Friday 05 May 2017

Une expérience qui m'a ouvert les yeux

Cet article est tiré du Rapport annuel 2016 de l'Organisation Suisse Sagarmatha, qui oeuvre en faveur des enfants du centre Children of Sagarmatha situé à Katmandou au Népal. Dans la longue tradition humanitaire de l'Ecole internationale de Genève, Children of Sagarmatha tient une place particulièrement importante de par sa dédication à donner un accès à l'éducation aux enfants du centre. Ce témoignage nous parvient de Timothy Marchant, élève de 13e à La Châtaigneraie. 


Le voyage humanitaire au Népal auquel j’ai participé pendant les vacances de Pâques a été sans aucun doute l’une des expériences les plus gratifiantes de ma vie, et l’une des plus riches d’enseignements. J’avais organisé des activités de levée de fonds tout au long de l’année, et avant le début du voyage, j’anticipais avec plaisir le fait de voir où l’argent que j’avais récolté allait être investi.

Passer du temps au centre Sagarmatha, jouer avec les jeunes enfants et établir des liens d’amitié avec les plus âgés, ont été les principales caractéristiques de cette expérience humanitaire. La joie et la positivité des enfants, malgré la simplicité de leur existence et des choses qu’ils possèdent, m’ont beaucoup surpris. Ils étaient toujours prêts à jouer avec nous, à nous témoigner de l’affection, et à nous faire nous sentir les bienvenus dans leur petit lieu de Katmandou.

J’avais apporté deux sacs d’œufs en chocolat de Genève, et l’une de nos activités communes a été la chasse aux œufs de Pâques. Cette recherche joyeuse n’a pas duré plus de 5 minutes, mais une fois que les enfants ont débusqué tous les œufs, j’ai été impressionné par la façon dont ils les ont partagés entre eux. Des moments comme ceux-là me les ont fait voir comme une grande famille, collectivement unie, plutôt que comme des orphelins vivant ensemble. 
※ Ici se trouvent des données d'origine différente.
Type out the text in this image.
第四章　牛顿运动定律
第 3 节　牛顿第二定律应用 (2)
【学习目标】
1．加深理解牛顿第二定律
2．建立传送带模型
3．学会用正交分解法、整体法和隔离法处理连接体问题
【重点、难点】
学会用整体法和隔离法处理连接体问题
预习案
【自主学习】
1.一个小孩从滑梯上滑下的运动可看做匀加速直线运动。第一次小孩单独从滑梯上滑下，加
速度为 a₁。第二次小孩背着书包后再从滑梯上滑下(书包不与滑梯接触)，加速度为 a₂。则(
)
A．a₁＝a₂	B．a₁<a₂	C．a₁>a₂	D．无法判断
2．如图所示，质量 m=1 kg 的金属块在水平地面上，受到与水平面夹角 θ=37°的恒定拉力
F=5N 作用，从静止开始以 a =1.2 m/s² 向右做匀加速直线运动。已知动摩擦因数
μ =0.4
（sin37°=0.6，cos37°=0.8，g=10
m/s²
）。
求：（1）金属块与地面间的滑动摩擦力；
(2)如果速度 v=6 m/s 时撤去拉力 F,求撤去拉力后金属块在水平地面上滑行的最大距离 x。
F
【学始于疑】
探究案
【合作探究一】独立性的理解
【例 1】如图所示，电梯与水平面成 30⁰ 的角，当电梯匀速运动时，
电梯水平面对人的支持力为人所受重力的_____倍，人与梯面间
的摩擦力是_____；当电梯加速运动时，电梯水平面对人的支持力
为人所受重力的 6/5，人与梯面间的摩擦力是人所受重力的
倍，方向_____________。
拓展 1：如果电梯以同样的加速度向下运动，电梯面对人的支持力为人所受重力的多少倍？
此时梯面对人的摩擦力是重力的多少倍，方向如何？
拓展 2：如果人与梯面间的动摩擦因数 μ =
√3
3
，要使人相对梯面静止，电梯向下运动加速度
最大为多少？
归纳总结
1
J’ai beaucoup appris d’eux. Pas uniquement des choses concrètes telles que des tours de magie et une technique d’hypnose (qui n’ont pas très bien fonctionné !) mais également un regard neuf et tonique posé sur le monde qui les entoure. L’enthousiasme qu’ils manifestent pour leurs études par exemple m’a permis de considérer ma propre vie d’élève d’une façon différente… Je devrais m’en souvenir toutes les fois que je me sens démotivé devant une tâche difficile. Leur gentillesse et leur ouverture m’ont appris à être plus relax et à prendre les choses comme elles viennent.
 
L’autre aspect du voyage fut son côté touristique, tout aussi révélateur. Les magnifiques temples et les sculptures étaient les exacts opposés de l’architecture européenne, ce qui les rendait fascinants à mes yeux. Nous avons également pu mesurer la terrible dévastation causée par le tremblement de terre qui avait frappé Katmandou l’année précédente. Se promener simplement dans les rues était une expérience qui en valait vraiment la peine – s’imprégner de toute cette atmosphère étrangère, essayer d’esquiver la circulation insensée, et d’éviter les vaches errantes et les singes qui se trouvaient çà et là sur les routes par ailleurs très polluées…

Ce voyage m’a dévoilé un monde complètement nouveau, dont j’ignorais tout. Le chaos de Katmandou est hors du commun en regard de la propreté ordonnée de la vie suisse. Mais tout aussi extraordinaire est le sens d’un but qu’on y perçoit. Partout autour de moi, les gens vivaient, travaillaient, bavardaient, distribuaient leurs produits sur les marchés qui bordaient les rues… Malgré le chaos, ce sentiment d’animation et de but faisait du bien, et c’est quelque chose dont j’ai ressenti le manque à Genève à mon retour. Le voyage a été parfois difficile, fatiguant, voire accablant, mais c’est souvent dans ce genre de circonstances que j’ai vécu les expériences les plus mémorables et appris les leçons les plus précieuses.